As of the end of 2024–25 season

===Season-by-season averages===

| Year | Team | GP | MPG | FG% | 3P% | 4P% | FT% | RPG | APG | SPG | BPG | PPG |
|---|---|---|---|---|---|---|---|---|---|---|---|---|
| 2014–15 | Talk 'N Text | 40 | 18.7 | .398 | .287 | — | .644 | 1.9 | 1.8 | .3 | .2 | 6.5 |
| 2015–16 | NLEX | 35 | 26.2 | .391 | .292 | — | .685 | 2.8 | 1.7 | .5 | .1 | 7.4 |
| 2016–17 | NLEX | 34 | 26.1 | .443 | .253 | — | .579 | 3.9 | 2.6 | .7 | .2 | 11.6 |
| 2017–18 | NLEX | 18 | 24.7 | .428 | .286 | — | .784 | 5.1 | 2.7 | .8 | .2 | 11.1 |
| 2019 | NLEX | 9 | 17.6 | .293 | .333 | — | .636 | 2.2 | 2.6 | .6 | — | 5.2 |
| 2020 | NLEX | 10 | 27.3 | .444 | .318 | — | .818 | 6.3 | 4.2 | .7 | .1 | 16.2 |
| 2021 | NLEX | 30 | 30.6 | .401 | .221 | — | .756 | 4.4 | 4.4 | 1.1 | .3 | 14.2 |
| 2022–23 | NLEX | 35 | 30.1 | .482 | .371 | — | .703 | 4.8 | 4.1 | .9 | .1 | 16.7 |
| 2023–24 | NLEX | 3 | 22.3 | .500 | .273 | — | .529 | 3.3 | 2.7 | 1.0 | — | 12.0 |
| 2024–25 | NLEX | 23 | 18.2 | .410 | .354 | .000 | .520 | 1.8 | 2.1 | .5 | .0 | 7.6 |
| Career |  | 237 | 24.8 | .424 | .295 | .000 | .680 | 3.5 | 2.8 | .7 | .2 | 10.7 |

==National team career==
In November 2017, Alas was named as part of the Gilas Pilipinas line-up that will compete at the 2019 FIBA World Cup qualifiers against Japan and Chinese Taipei.
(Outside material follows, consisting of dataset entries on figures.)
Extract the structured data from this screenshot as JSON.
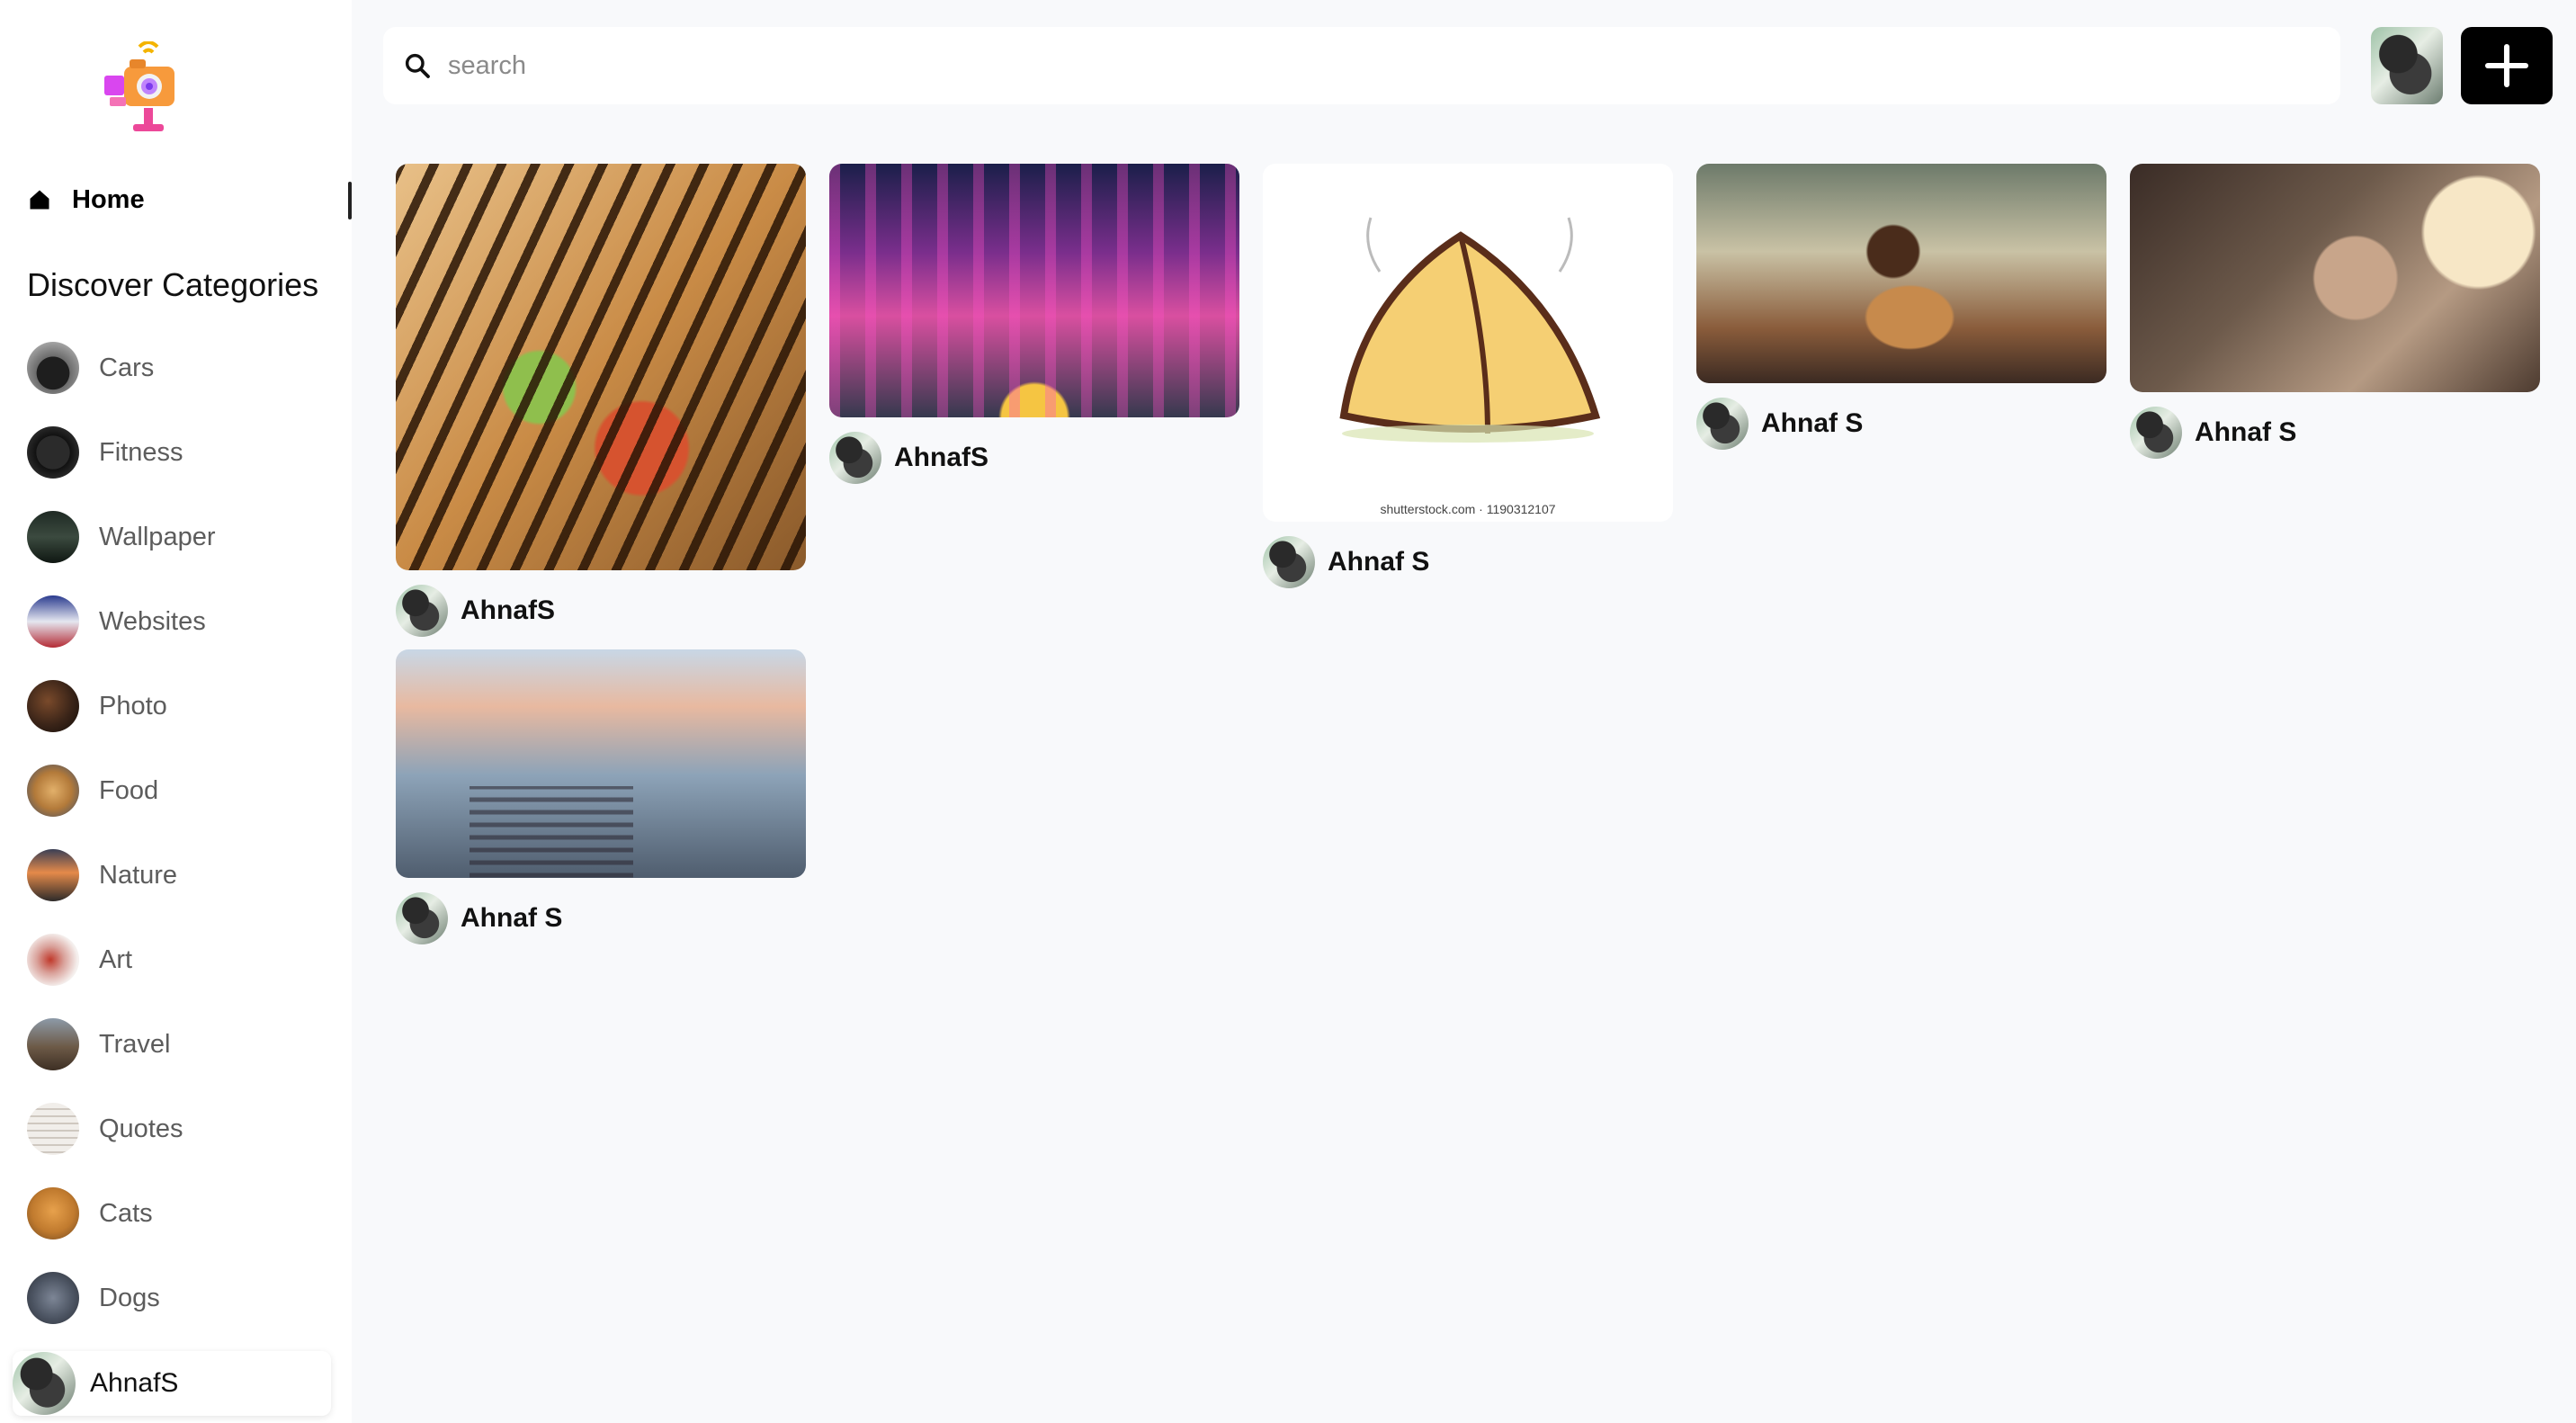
{
  "sidebar": {
    "home_label": "Home",
    "categories_title": "Discover Categories",
    "categories": [
      {
        "label": "Cars"
      },
      {
        "label": "Fitness"
      },
      {
        "label": "Wallpaper"
      },
      {
        "label": "Websites"
      },
      {
        "label": "Photo"
      },
      {
        "label": "Food"
      },
      {
        "label": "Nature"
      },
      {
        "label": "Art"
      },
      {
        "label": "Travel"
      },
      {
        "label": "Quotes"
      },
      {
        "label": "Cats"
      },
      {
        "label": "Dogs"
      }
    ],
    "user_name": "AhnafS"
  },
  "search": {
    "placeholder": "search",
    "value": ""
  },
  "pins": [
    {
      "author": "AhnafS",
      "subject": "grilled sandwich"
    },
    {
      "author": "AhnafS",
      "subject": "neon city street at night"
    },
    {
      "author": "Ahnaf S",
      "subject": "samosa illustration",
      "watermark": "shutterstock.com · 1190312107"
    },
    {
      "author": "Ahnaf S",
      "subject": "anime girl at desk"
    },
    {
      "author": "Ahnaf S",
      "subject": "anime boy studying"
    },
    {
      "author": "Ahnaf S",
      "subject": "anime alley stairway"
    }
  ],
  "icons": {
    "home": "home-icon",
    "search": "search-icon",
    "add": "plus-icon"
  },
  "colors": {
    "background": "#f8f9fb",
    "sidebar": "#ffffff",
    "add_button": "#000000"
  }
}
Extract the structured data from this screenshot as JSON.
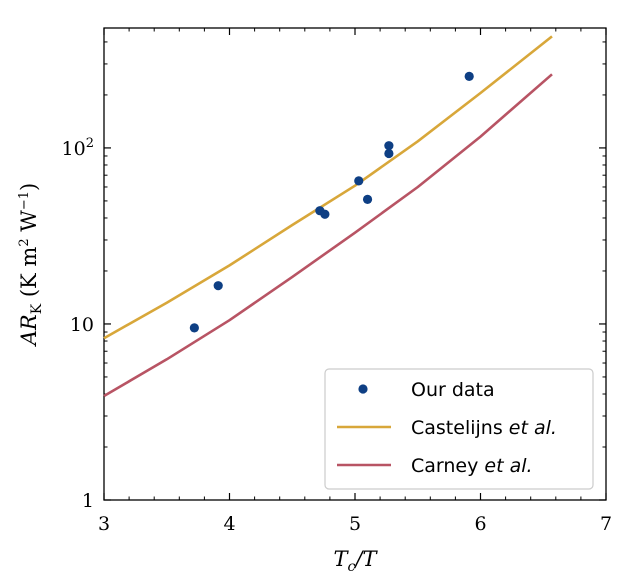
{
  "chart_data": {
    "type": "scatter",
    "xlabel": "Tc/T",
    "ylabel": "ARK (K m2 W−1)",
    "xlim": [
      3,
      7
    ],
    "ylim": [
      1,
      480
    ],
    "yscale": "log",
    "grid": false,
    "legend_position": "bottom-right",
    "x_ticks": [
      3,
      4,
      5,
      6,
      7
    ],
    "x_tick_labels": [
      "3",
      "4",
      "5",
      "6",
      "7"
    ],
    "y_ticks": [
      1,
      10,
      100
    ],
    "y_tick_labels": [
      {
        "base": "1",
        "sup": ""
      },
      {
        "base": "10",
        "sup": ""
      },
      {
        "base": "10",
        "sup": "2"
      }
    ],
    "series": [
      {
        "name": "Our data",
        "kind": "scatter",
        "color": "#0e3f84",
        "x": [
          3.72,
          3.91,
          4.72,
          4.76,
          5.03,
          5.1,
          5.27,
          5.27,
          5.91
        ],
        "y": [
          9.5,
          16.5,
          44,
          42,
          65,
          51,
          93,
          103,
          255
        ]
      },
      {
        "name": "Castelijns",
        "name_suffix": "et al.",
        "kind": "line",
        "color": "#d8a73a",
        "x": [
          3.0,
          3.5,
          4.0,
          4.5,
          5.0,
          5.5,
          6.0,
          6.57
        ],
        "y": [
          8.3,
          13.2,
          21.5,
          36.5,
          61,
          109,
          205,
          430
        ]
      },
      {
        "name": "Carney",
        "name_suffix": "et al.",
        "kind": "line",
        "color": "#b85464",
        "x": [
          3.0,
          3.5,
          4.0,
          4.5,
          5.0,
          5.5,
          6.0,
          6.57
        ],
        "y": [
          3.9,
          6.3,
          10.5,
          18.5,
          33,
          60,
          116,
          262
        ]
      }
    ]
  }
}
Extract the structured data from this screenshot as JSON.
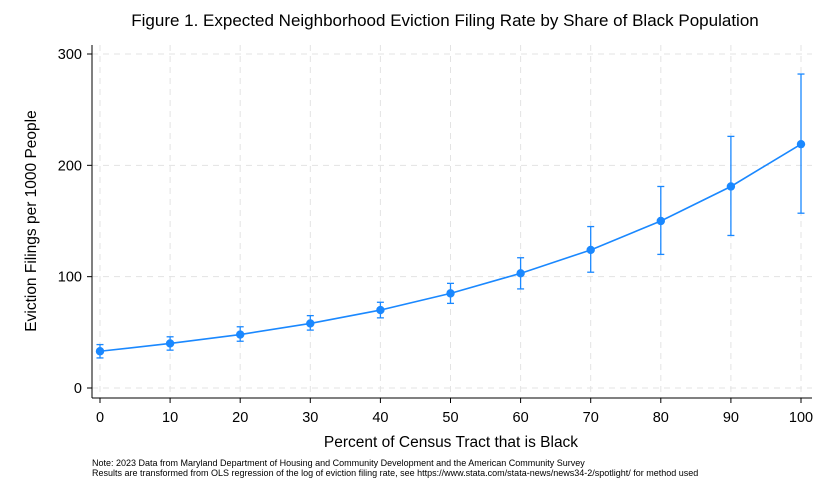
{
  "chart_data": {
    "type": "line",
    "title": "Figure 1. Expected Neighborhood Eviction Filing Rate by Share of Black Population",
    "xlabel": "Percent of Census Tract that is Black",
    "ylabel": "Eviction Filings per 1000 People",
    "xlim": [
      0,
      100
    ],
    "ylim": [
      0,
      300
    ],
    "x_ticks": [
      0,
      10,
      20,
      30,
      40,
      50,
      60,
      70,
      80,
      90,
      100
    ],
    "y_ticks": [
      0,
      100,
      200,
      300
    ],
    "grid": true,
    "color": "#1a88ff",
    "series": [
      {
        "x": [
          0,
          10,
          20,
          30,
          40,
          50,
          60,
          70,
          80,
          90,
          100
        ],
        "values": [
          33,
          40,
          48,
          58,
          70,
          85,
          103,
          124,
          150,
          181,
          219
        ],
        "ci_low": [
          27,
          34,
          42,
          52,
          63,
          76,
          89,
          104,
          120,
          137,
          157
        ],
        "ci_high": [
          39,
          46,
          55,
          65,
          77,
          94,
          117,
          145,
          181,
          226,
          282
        ]
      }
    ],
    "notes": [
      "Note: 2023 Data from Maryland Department of Housing and Community Development and the American Community Survey",
      "Results are transformed from OLS regression of the log of eviction filing rate, see https://www.stata.com/stata-news/news34-2/spotlight/ for method used"
    ]
  }
}
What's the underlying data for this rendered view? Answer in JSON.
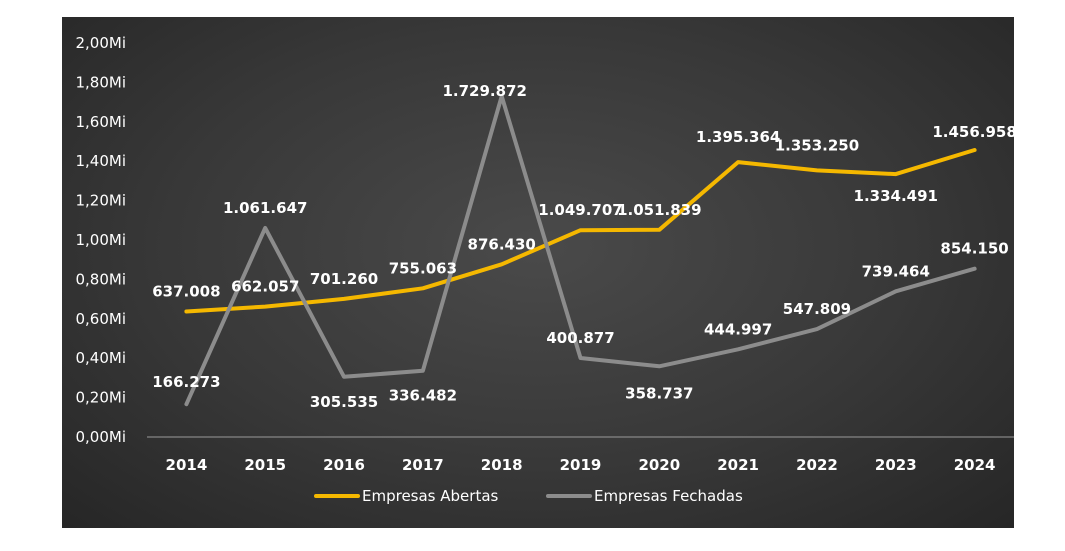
{
  "chart_data": {
    "type": "line",
    "categories": [
      "2014",
      "2015",
      "2016",
      "2017",
      "2018",
      "2019",
      "2020",
      "2021",
      "2022",
      "2023",
      "2024"
    ],
    "y_tick_labels": [
      "0,00Mi",
      "0,20Mi",
      "0,40Mi",
      "0,60Mi",
      "0,80Mi",
      "1,00Mi",
      "1,20Mi",
      "1,40Mi",
      "1,60Mi",
      "1,80Mi",
      "2,00Mi"
    ],
    "ylim": [
      0,
      2000000
    ],
    "grid": false,
    "legend_position": "bottom",
    "series": [
      {
        "name": "Empresas Abertas",
        "color": "#f5b800",
        "values": [
          637008,
          662057,
          701260,
          755063,
          876430,
          1049707,
          1051839,
          1395364,
          1353250,
          1334491,
          1456958
        ],
        "labels": [
          "637.008",
          "662.057",
          "701.260",
          "755.063",
          "876.430",
          "1.049.707",
          "1.051.839",
          "1.395.364",
          "1.353.250",
          "1.334.491",
          "1.456.958"
        ]
      },
      {
        "name": "Empresas Fechadas",
        "color": "#8c8c8c",
        "values": [
          166273,
          1061647,
          305535,
          336482,
          1729872,
          400877,
          358737,
          444997,
          547809,
          739464,
          854150
        ],
        "labels": [
          "166.273",
          "1.061.647",
          "305.535",
          "336.482",
          "1.729.872",
          "400.877",
          "358.737",
          "444.997",
          "547.809",
          "739.464",
          "854.150"
        ]
      }
    ]
  }
}
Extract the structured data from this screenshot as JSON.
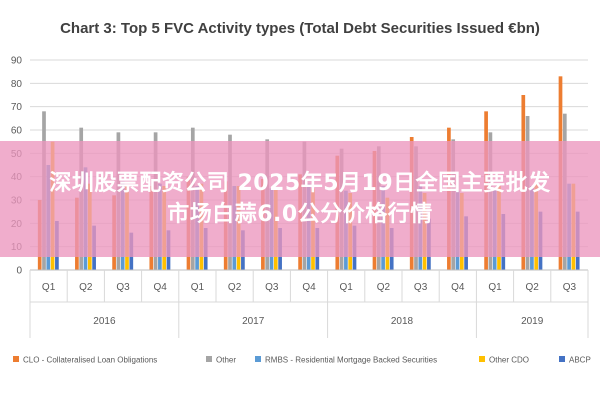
{
  "chart_data": {
    "type": "bar",
    "title": "Chart 3: Top 5 FVC Activity types (Total Debt Securities Issued €bn)",
    "xlabel": "",
    "ylabel": "",
    "ylim": [
      0,
      90
    ],
    "yticks": [
      "0",
      "10",
      "20",
      "30",
      "40",
      "50",
      "60",
      "70",
      "80",
      "90"
    ],
    "grid": true,
    "legend_position": "bottom",
    "categories": [
      "Q1",
      "Q2",
      "Q3",
      "Q4",
      "Q1",
      "Q2",
      "Q3",
      "Q4",
      "Q1",
      "Q2",
      "Q3",
      "Q4",
      "Q1",
      "Q2",
      "Q3"
    ],
    "groups": [
      {
        "label": "2016",
        "count": 4
      },
      {
        "label": "2017",
        "count": 4
      },
      {
        "label": "2018",
        "count": 4
      },
      {
        "label": "2019",
        "count": 3
      }
    ],
    "series": [
      {
        "name": "CLO - Collateralised Loan Obligations",
        "color": "#ed7d31",
        "values": [
          30,
          31,
          32,
          36,
          40,
          38,
          39,
          41,
          49,
          51,
          57,
          61,
          68,
          75,
          83
        ]
      },
      {
        "name": "Other",
        "color": "#a5a5a5",
        "values": [
          68,
          61,
          59,
          59,
          61,
          58,
          56,
          55,
          52,
          53,
          53,
          56,
          59,
          66,
          67
        ]
      },
      {
        "name": "RMBS - Residential Mortgage Backed Securities",
        "color": "#5b9bd5",
        "values": [
          45,
          44,
          38,
          37,
          36,
          36,
          35,
          37,
          34,
          36,
          36,
          34,
          35,
          36,
          37
        ]
      },
      {
        "name": "Other CDO",
        "color": "#ffc000",
        "values": [
          55,
          37,
          36,
          36,
          37,
          36,
          35,
          35,
          33,
          31,
          33,
          33,
          36,
          38,
          37
        ]
      },
      {
        "name": "ABCP",
        "color": "#4472c4",
        "values": [
          21,
          19,
          16,
          17,
          18,
          17,
          18,
          18,
          19,
          18,
          22,
          23,
          24,
          25,
          25
        ]
      }
    ]
  },
  "overlay": {
    "line1": "深圳股票配资公司 2025年5月19日全国主要批发",
    "line2": "市场白蒜6.0公分价格行情"
  }
}
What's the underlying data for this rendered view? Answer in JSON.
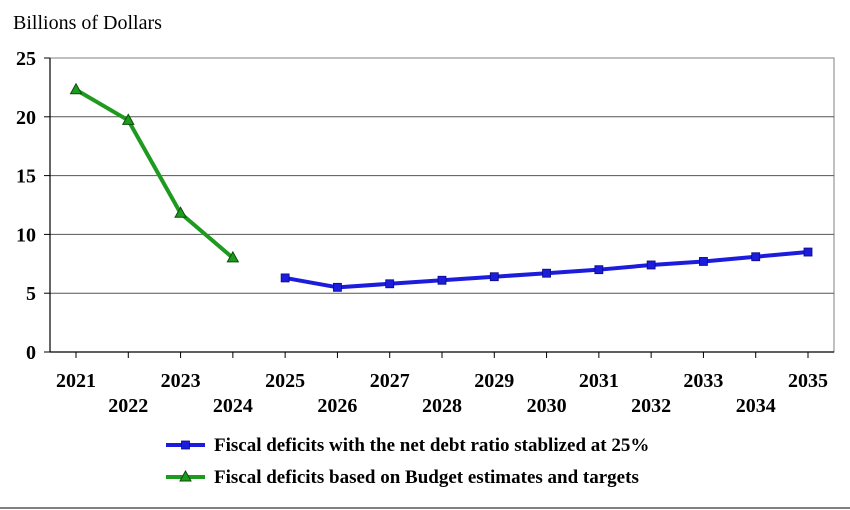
{
  "chart_data": {
    "type": "line",
    "ylabel": "Billions of Dollars",
    "ylim": [
      0,
      25
    ],
    "yticks": [
      "0",
      "5",
      "10",
      "15",
      "20",
      "25"
    ],
    "x": [
      2021,
      2022,
      2023,
      2024,
      2025,
      2026,
      2027,
      2028,
      2029,
      2030,
      2031,
      2032,
      2033,
      2034,
      2035
    ],
    "xtick_labels": [
      "2021",
      "2022",
      "2023",
      "2024",
      "2025",
      "2026",
      "2027",
      "2028",
      "2029",
      "2030",
      "2031",
      "2032",
      "2033",
      "2034",
      "2035"
    ],
    "grid": true,
    "legend_position": "bottom",
    "series": [
      {
        "name": "Fiscal deficits with the net debt ratio stablized at 25%",
        "color": "#1c1cdc",
        "marker": "square",
        "x": [
          2025,
          2026,
          2027,
          2028,
          2029,
          2030,
          2031,
          2032,
          2033,
          2034,
          2035
        ],
        "values": [
          6.3,
          5.5,
          5.8,
          6.1,
          6.4,
          6.7,
          7.0,
          7.4,
          7.7,
          8.1,
          8.5
        ]
      },
      {
        "name": "Fiscal deficits based on Budget estimates and targets",
        "color": "#1e9a1e",
        "marker": "triangle",
        "x": [
          2021,
          2022,
          2023,
          2024
        ],
        "values": [
          22.3,
          19.7,
          11.8,
          8.0
        ]
      }
    ]
  }
}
In February 2018, he was again included to compete against Australia and on their second meeting against Japan.

==Personal life==

He is the second of four siblings. His father is his former coach in college, former Letran coach and former Phoenix Pulse Fuel Masters head coach Louie Alas.

He is married to courtside reporter Selina Dagdag.